Even though the judge in this case admitted he could only rule on the Parole + ATD program and not on Florida’s nebulous “no detention” policy claim, he nevertheless took the opportunity to give his opinions on a wide range of border policies ranging from Title 42, the Migrant Protection Protocols, and the entire parole regime. While these parts of the ruling are not binding, they are part of a troubling pattern of judicial activism from some Trump-appointed judges. These judges have challenged long-standing humanitarian policies in an attempt to force the federal government to detain or remove as many people as possible, while curtailing their power to use their discretion in immigration enforcement issues.

One of the most egregious aspects of the ruling is the judge’s wholly inaccurate assessment of the legality of parole itself. In prior cases where states such as Florida, Texas, and Louisiana sued the government on immigration enforcement and border policies, some courts have stretched the language of immigration laws to absurd conclusions. In previous cases, the courts decided that a section of the Immigration and Nationality Act (INA) required that everyone entering the country be detained for the duration of their cases or forced to wait in Mexico while they waited for their immigration court hearings, though it acknowledged that a person could still be paroled. In the Parole + ATD case, the judge took this one step further by arguing for even stricter restrictions on parole.
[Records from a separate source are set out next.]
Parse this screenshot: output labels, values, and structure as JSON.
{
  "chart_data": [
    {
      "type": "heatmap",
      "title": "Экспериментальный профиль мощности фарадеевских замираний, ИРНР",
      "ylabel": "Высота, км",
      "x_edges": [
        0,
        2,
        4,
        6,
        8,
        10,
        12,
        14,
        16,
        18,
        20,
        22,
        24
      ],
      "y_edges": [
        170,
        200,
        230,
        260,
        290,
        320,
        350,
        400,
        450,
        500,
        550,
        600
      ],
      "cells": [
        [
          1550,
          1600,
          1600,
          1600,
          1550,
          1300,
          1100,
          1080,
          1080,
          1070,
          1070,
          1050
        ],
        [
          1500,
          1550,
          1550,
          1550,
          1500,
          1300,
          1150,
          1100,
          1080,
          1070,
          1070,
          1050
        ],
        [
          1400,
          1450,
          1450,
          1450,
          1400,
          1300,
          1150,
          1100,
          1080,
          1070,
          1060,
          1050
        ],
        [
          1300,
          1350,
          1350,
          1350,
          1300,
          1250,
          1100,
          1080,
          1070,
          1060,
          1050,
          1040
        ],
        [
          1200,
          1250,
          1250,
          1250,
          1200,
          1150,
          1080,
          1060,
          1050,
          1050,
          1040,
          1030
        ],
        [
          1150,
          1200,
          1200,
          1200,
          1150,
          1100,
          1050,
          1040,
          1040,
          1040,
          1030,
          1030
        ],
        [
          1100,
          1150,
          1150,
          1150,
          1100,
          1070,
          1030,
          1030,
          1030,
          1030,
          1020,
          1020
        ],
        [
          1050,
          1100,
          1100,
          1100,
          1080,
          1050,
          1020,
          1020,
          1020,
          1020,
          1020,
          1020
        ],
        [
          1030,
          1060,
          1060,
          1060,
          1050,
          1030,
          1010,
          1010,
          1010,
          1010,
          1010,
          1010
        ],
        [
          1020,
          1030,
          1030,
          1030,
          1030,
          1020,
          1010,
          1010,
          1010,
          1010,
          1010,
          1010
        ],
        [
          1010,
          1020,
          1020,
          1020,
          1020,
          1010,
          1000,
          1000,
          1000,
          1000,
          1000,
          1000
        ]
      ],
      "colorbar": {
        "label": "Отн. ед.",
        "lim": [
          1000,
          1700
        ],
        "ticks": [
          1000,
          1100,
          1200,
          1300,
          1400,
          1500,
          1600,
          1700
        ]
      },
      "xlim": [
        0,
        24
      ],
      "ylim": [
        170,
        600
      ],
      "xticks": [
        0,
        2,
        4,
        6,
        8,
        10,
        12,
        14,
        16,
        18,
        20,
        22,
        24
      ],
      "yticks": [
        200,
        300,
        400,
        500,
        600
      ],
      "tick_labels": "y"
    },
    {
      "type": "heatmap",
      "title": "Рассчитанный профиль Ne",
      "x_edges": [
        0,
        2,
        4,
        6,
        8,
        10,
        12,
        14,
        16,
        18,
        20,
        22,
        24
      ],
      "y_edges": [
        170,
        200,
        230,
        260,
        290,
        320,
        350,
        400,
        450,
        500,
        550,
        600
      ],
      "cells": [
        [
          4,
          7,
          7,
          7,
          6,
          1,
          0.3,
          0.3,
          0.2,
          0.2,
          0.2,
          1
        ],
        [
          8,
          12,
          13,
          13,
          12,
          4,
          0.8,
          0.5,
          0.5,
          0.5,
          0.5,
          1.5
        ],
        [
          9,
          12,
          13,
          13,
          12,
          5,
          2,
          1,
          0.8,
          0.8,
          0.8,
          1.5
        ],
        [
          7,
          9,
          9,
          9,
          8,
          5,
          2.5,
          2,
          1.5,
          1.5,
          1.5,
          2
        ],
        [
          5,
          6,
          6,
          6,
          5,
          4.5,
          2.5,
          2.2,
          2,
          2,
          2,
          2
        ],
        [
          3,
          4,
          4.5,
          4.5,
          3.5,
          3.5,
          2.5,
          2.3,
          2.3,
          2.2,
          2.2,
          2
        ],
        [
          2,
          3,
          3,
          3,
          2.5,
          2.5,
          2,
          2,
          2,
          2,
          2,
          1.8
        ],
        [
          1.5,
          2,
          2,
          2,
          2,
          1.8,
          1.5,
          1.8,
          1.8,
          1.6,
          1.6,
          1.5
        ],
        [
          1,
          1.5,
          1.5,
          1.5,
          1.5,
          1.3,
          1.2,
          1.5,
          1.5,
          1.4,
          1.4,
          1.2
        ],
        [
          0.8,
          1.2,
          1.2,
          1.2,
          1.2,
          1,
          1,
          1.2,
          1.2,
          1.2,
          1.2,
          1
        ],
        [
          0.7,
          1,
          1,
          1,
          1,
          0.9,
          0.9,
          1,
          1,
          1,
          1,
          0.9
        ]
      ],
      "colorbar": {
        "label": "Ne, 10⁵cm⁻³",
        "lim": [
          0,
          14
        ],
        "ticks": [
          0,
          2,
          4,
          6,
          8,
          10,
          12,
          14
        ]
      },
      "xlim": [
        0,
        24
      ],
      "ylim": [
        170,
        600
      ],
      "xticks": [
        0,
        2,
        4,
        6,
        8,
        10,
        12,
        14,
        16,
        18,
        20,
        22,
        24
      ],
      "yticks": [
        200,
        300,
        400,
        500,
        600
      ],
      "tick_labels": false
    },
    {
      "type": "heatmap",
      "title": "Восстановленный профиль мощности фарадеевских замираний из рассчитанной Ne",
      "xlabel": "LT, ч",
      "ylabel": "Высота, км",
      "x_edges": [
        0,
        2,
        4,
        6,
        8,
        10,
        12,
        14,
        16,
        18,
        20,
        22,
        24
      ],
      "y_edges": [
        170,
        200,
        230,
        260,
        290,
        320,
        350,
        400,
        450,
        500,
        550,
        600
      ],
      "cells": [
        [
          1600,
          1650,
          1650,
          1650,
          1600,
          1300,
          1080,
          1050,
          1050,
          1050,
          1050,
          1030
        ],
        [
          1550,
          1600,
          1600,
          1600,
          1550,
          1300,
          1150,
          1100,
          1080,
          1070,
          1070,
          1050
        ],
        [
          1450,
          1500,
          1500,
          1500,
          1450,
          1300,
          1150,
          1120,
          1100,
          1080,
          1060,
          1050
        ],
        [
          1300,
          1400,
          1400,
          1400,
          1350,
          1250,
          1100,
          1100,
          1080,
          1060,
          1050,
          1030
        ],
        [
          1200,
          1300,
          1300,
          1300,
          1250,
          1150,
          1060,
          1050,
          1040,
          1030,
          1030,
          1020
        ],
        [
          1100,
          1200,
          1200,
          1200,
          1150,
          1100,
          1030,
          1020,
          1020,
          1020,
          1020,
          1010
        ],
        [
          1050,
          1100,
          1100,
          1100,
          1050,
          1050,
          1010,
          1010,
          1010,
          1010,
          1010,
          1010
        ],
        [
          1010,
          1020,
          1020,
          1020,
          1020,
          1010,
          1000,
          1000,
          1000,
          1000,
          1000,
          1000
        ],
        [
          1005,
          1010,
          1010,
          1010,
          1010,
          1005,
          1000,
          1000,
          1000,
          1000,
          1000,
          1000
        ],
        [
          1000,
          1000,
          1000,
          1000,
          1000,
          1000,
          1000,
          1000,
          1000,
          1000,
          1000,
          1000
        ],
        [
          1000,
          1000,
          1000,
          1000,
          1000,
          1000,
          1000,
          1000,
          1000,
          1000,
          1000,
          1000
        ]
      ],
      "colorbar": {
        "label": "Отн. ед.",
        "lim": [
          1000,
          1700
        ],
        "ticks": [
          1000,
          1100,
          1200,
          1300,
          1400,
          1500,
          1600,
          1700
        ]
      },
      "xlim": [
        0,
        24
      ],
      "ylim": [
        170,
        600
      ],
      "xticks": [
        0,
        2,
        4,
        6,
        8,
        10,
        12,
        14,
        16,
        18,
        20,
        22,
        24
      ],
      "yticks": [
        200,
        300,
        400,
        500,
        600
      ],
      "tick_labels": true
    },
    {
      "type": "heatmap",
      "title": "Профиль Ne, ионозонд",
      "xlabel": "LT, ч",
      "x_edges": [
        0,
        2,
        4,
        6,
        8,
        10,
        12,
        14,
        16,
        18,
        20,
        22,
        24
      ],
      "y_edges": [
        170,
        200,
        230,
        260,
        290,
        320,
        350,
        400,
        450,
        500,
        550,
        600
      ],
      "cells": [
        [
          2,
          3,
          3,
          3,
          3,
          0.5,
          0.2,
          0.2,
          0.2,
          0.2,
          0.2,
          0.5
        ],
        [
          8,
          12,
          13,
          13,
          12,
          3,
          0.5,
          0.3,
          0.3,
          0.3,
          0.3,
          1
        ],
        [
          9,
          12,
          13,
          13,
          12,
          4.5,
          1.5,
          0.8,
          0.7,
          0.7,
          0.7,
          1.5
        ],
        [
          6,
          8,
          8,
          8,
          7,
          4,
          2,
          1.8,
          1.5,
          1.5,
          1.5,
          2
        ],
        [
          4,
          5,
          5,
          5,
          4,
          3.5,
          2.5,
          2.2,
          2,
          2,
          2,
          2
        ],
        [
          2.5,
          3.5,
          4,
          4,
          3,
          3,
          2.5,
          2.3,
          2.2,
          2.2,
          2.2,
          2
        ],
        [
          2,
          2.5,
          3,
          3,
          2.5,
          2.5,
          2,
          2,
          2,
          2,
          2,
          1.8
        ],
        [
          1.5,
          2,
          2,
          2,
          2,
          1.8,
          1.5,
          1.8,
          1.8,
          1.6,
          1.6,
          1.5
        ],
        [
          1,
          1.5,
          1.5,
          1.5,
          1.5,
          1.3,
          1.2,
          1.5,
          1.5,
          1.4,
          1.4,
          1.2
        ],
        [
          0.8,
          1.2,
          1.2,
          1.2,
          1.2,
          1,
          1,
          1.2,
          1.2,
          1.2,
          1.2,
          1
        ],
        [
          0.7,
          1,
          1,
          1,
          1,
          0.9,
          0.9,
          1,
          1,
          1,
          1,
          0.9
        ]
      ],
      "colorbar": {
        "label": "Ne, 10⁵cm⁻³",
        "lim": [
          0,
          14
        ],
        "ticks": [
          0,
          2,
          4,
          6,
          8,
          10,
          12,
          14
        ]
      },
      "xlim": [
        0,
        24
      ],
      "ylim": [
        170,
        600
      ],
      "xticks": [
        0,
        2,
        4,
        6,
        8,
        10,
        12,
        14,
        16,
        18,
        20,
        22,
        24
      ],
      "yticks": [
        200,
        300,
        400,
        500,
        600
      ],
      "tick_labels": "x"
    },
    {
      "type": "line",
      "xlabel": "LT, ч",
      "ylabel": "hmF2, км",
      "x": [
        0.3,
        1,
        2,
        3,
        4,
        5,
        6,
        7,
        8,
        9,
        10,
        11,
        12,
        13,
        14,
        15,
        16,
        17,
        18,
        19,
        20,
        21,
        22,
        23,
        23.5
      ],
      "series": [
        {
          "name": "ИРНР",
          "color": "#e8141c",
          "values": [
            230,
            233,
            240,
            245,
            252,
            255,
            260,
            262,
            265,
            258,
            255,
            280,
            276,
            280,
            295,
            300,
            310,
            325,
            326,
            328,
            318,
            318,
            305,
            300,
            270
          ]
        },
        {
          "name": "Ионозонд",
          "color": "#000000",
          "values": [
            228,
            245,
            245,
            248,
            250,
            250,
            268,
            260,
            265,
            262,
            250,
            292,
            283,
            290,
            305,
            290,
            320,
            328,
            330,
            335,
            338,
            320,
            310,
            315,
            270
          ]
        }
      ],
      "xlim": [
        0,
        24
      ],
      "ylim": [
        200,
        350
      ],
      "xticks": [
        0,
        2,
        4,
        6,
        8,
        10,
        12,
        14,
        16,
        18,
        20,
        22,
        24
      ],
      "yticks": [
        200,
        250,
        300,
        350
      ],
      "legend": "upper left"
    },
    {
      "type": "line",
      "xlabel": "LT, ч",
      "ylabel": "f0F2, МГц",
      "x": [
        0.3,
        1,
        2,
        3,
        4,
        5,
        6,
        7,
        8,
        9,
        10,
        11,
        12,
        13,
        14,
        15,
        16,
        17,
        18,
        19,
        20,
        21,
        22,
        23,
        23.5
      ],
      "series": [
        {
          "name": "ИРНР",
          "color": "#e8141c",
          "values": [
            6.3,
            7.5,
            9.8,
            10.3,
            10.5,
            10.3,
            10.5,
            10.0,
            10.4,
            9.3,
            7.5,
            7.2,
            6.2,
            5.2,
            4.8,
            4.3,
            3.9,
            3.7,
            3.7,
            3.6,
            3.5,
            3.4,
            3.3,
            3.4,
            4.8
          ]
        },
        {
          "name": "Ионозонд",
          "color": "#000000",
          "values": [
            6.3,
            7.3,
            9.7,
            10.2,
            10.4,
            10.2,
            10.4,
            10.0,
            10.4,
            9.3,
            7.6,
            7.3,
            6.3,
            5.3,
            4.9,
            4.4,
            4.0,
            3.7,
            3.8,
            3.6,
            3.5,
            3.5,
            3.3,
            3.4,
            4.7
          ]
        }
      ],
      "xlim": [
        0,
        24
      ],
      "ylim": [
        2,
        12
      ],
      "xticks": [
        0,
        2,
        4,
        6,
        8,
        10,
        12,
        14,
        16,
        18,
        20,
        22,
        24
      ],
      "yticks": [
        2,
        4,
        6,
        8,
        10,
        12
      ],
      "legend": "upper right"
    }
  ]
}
In prior cases, courts conceded that DHS had the independent power to parole anyone who was not subject to mandatory detention on a case-by-case basis. The judge in this case wrote that this authority was extremely limited. He suggested that the Parole + ATD program was an improper use of the parole statute because it didn’t include on its face a requirement that people paroled under the program would be returned to custody or their home country when the purpose of being paroled had been accomplished. According to this logic, the program’s purpose was for an individual to obtain their NTA. Therefore, the judge said, people should be detained after receiving their NTAs. He took this another step further, by stating that the INA requires individuals to have a “case pending” if they are to be paroled.

This conclusion is not supported by the actual statute or historical practice. Because a case is not officially “pending” until an NTA is filed with the court, he claimed that it is improper for people to be paroled into the country without receiving an NTA at the time of their parole.

This flawed assessment would challenge nearly every parole program the government has in place and that it has ever utilized. United for Ukraine, special consideration for Afghans, and many other parole programs over the years have been created for humanitarian reasons to provide temporary relief for individuals in a variety of circumstances. The extension of this reasoning to other parole programs would essentially make parole in the immigration context obsolete.

While this only vacates the specific memo creating Parole + ATD as a stand-alone policy, its legal implications could be far-reaching. If states are allowed to continue challenging every DHS policy related to immigration detention and enforcement to try to force the government’s hand, our already broken immigration system will only become more dysfunctional.